Well I just turned 13 May 5 2007. I am getting really crippled up with arthritis and have lost my hearing. I know hand signals, so I get along pretty well, as long as I see that hand signal meaning get your dish it's time to eat, I am perfectly happy. I am losing so much muscle in my hindquarters that sometimes I have a hard time getting up and down. I fall down easy, especially on slick surfaces. There are times mom and dad have to lift my butt up so I can get up. But you know what..I am not ready to leave this world not yet..there are more cats to chase..more car rides..more camping trips and a lot more walks. I have already out lived many labs. Mom said I could never be replaced as I am a one of a kind. There is only one thing my mom does not like about me...that is my hair..it is everywhere. Being a lab/golden retriever mix I shed extremely bad. Hey I just like sharing my fur. So whats wrong with a little lab hair in your peanutbutter sandwich. You come to my house you better not be wearing any dark colored clothes, or you will be taking part of me home with you. (hehehehe)

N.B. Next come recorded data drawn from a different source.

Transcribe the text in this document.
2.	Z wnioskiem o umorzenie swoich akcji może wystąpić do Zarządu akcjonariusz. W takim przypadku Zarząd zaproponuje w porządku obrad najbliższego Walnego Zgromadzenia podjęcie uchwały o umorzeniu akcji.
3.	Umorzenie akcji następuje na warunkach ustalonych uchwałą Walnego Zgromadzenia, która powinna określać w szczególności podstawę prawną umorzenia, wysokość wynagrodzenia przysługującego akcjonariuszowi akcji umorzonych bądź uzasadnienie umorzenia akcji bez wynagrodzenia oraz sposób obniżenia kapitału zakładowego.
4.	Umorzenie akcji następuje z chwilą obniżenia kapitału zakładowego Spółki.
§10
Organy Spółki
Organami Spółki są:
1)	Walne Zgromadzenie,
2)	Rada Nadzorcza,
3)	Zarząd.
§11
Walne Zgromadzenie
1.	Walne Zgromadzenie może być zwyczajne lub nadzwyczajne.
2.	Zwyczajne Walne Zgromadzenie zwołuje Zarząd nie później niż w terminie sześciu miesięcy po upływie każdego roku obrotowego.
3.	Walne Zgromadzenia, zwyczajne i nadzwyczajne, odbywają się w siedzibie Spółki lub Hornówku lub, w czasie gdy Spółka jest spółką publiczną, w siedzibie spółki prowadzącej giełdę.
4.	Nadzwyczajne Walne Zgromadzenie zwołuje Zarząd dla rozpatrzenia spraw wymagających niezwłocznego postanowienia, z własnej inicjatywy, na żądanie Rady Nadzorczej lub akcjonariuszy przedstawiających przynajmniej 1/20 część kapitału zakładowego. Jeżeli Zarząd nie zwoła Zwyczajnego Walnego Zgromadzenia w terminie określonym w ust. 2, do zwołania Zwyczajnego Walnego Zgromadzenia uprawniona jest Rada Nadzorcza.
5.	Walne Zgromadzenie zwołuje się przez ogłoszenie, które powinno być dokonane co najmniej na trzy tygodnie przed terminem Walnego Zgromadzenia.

Now I am finding out there maybe a new member of the family, and I am not sure if I like it or not. It is somthing called a Rat-cha. It is a mix of a Rat terrier and a Chihuahua. Right now it is just about the size of a rat. I have a few more weeks of being the only dog in the house. Mom thought I needed company since My best friend Butthead the cat passed away last January, but I know the real reason, they are afraid I might not be here much longer and they feel it may help them through the loss of me. Well I have news for them, I ain't going anywhere..cause I am just not ready to cross that Bridge.